Also known as:
Bare Bones, Bare Square, Diagramless, DIY Crossword, Gridstart, Ingrid
A puzzle called Skeleton Crossword appeared first in the 'Daily Express' in June 1924. It looks rather forbidding, a puzzle to frighten or flummox the uninitiated. The solver is confronted with a set of crossword-style clues, but no immediately obvious place to write the answers, because the grid is virtually bereft of black squares and clue numbers. To make things even more difficult, the clues are devoid of letter-counts; in other words, the lengths of the solutions are not given. If an answer is hyphenated, or consists of more than one word, the solver may be given a warning after the clue (hyphenated) or (three words).
The key to solving a skeleton is to grasp the central idea, that crossword grids are symmetrical.
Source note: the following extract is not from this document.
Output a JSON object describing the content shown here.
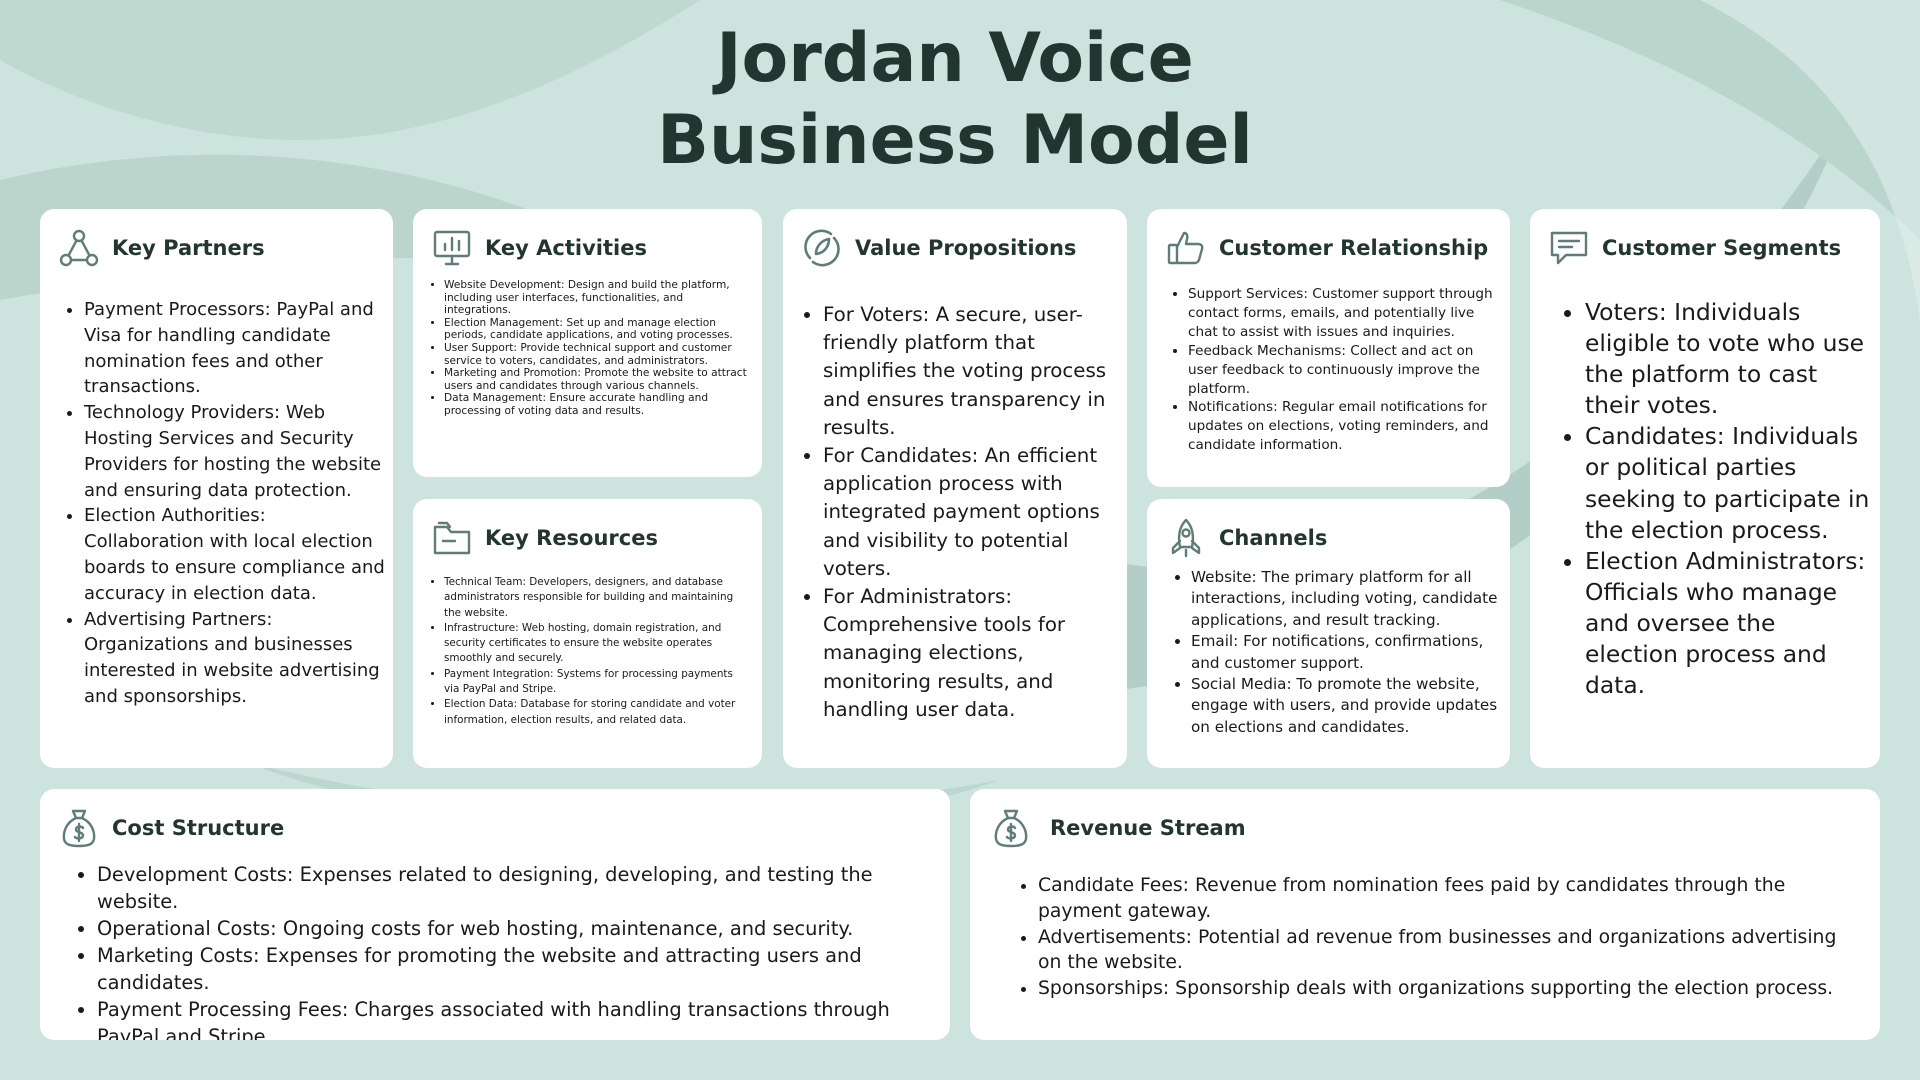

This means that the few black squares and grid numbers that are given represent clues to the positions of others. Exactly how much help these starters provide depends on the type of symmetry employed in the design of the grid.
Most crossword grids use central or rotational symmetry, but this is not what comes to most people's mind when the idea of symmetry is put forward. Knowing this to be the case, compilers often work with grids that have a fully symmetrical design. With a fully symmetrical grid, a single black starter square usually hints at the position of three or seven other black squares (the exact number will depend on whether or not the black square in question lies on an axis). It is not uncommon for other symmetries to be employed. You may be surprised to learn there are eight, in total. For more information on symmetry, download the further details file on this page. Note that other types of symmetry do not assist the solver quite as much as a fully symmetrical grid. From a compiler's point of view, a fully symmetrical grid is less interesting than a grid with central symmetry, because it tends to mean more words of a particular word length or, put another way, less variation in word length.
The pre-set clue numbers can be a great help in determining the position of further black squares. For instance, if the solver notices that a number in the middle area of the grid refers to an Across clue, then the square to the left of that number must be black. In the same way, if the number refers to a Down clue, the square immediately above it must be black.
If the solver is able to enter an answer, the answer is likely to provide a clue to further black squares – the square immediately following the last letter of the answer will be black (unless the answer runs to the edge of the grid).
The clues for a skeleton crossword are usually straightforward, but any kind of clue can be used. Similarly, many crossword variants can be adapted to work with the skeleton principle – it provides an extra ingredient that can make puzzles more interesting, or more challenging, depending on your point of view.